(the example is from Beethoven’s 4th symphony)
I’m not finding how to do this … tricked with a second voice and aligning things, but this feels very unDoricoish
(the example is from Beethoven’s 4th symphony)
I’m not finding how to do this … tricked with a second voice and aligning things, but this feels very unDoricoish
I’m not at my computer to try it, but would this do the trick?
There won’t be a good way to do that, I’m afraid, because you can’t easily hide rhythm dots independently of their notes. I might be tempted to write that whole chord as an undotted eighth beamed to the sixteenth, and then use Edit > Remove Rest on the unwanted sixteenth rest that will appear between the two, then finally add the rhythm dot on the top note as text. When you add text, right-click to find the dialog to add music symbols to the text item so you can find the correct glyph (search for “augmentationDot”). To make it easier to position the text, in Engrave mode, deactivate the Avoid collisions property.

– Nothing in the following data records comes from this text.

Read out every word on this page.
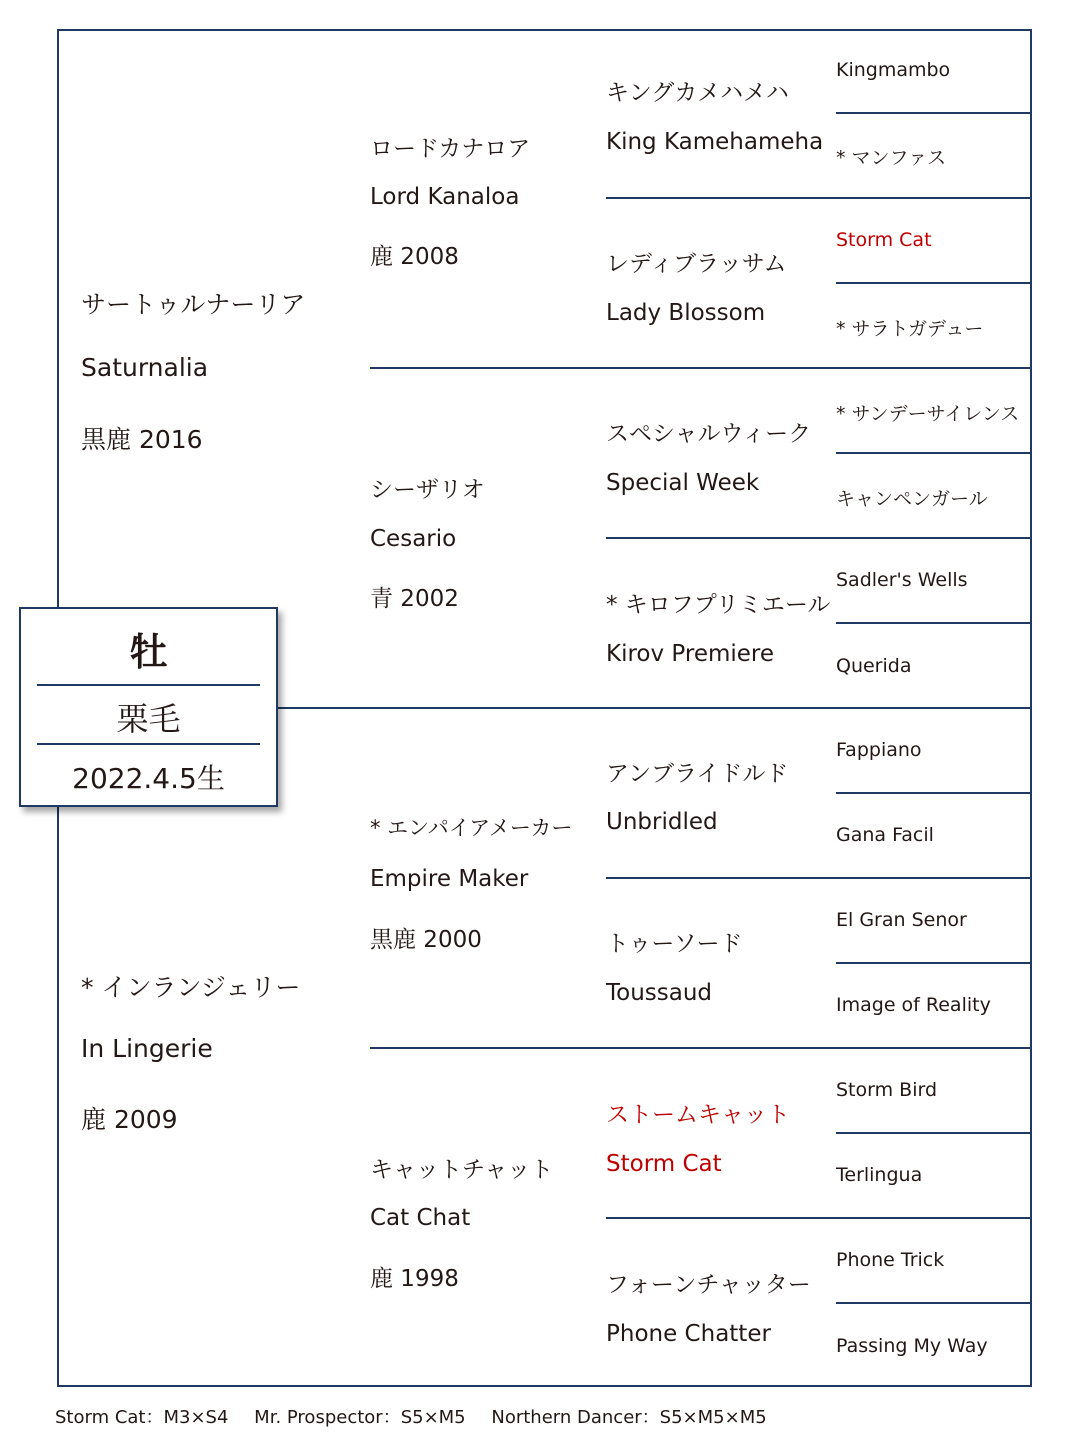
サートゥルナーリア
Saturnalia
黒鹿 2016
* インランジェリー
In Lingerie
鹿 2009
ロードカナロア
Lord Kanaloa
鹿 2008
シーザリオ
Cesario
青 2002
* エンパイアメーカー
Empire Maker
黒鹿 2000
キャットチャット
Cat Chat
鹿 1998
キングカメハメハ
King Kamehameha
レディブラッサム
Lady Blossom
スペシャルウィーク
Special Week
* キロフプリミエール
Kirov Premiere
アンブライドルド
Unbridled
トゥーソード
Toussaud
ストームキャット
Storm Cat
フォーンチャッター
Phone Chatter
Kingmambo
* マンファス
Storm Cat
* サラトガデュー
* サンデーサイレンス
キャンペンガール
Sadler's Wells
Querida
Fappiano
Gana Facil
El Gran Senor
Image of Reality
Storm Bird
Terlingua
Phone Trick
Passing My Way
牡
栗毛
2022.4.5生
Storm Cat：M3×S4 Mr. Prospector：S5×M5 Northern Dancer：S5×M5×M5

Not a Dorico answer, @meixner, but a purely notational one that intersects with it. Would either of the ways of writing the triple-stop shown below work for your musical needs? I think they’d be clear to your (presumably violinist) performer, and would handily skirt the different-duration issue.
In this case I‘m copying Beethoven, so it‘s not my decision to make
“Roger that.”
Thanks Daniel - that sounds quite doable (I don‘t have to search the manual any more )
Try this…
Enter the notes as bar1.
Change voice index of the the chord to 0.
Hide stem in the dotted Ab.
Remove rests (this will break the beam)
Select the chord and semiquaver and Beam together.
Also a nice solution, even a bit more idiomatic - thanks!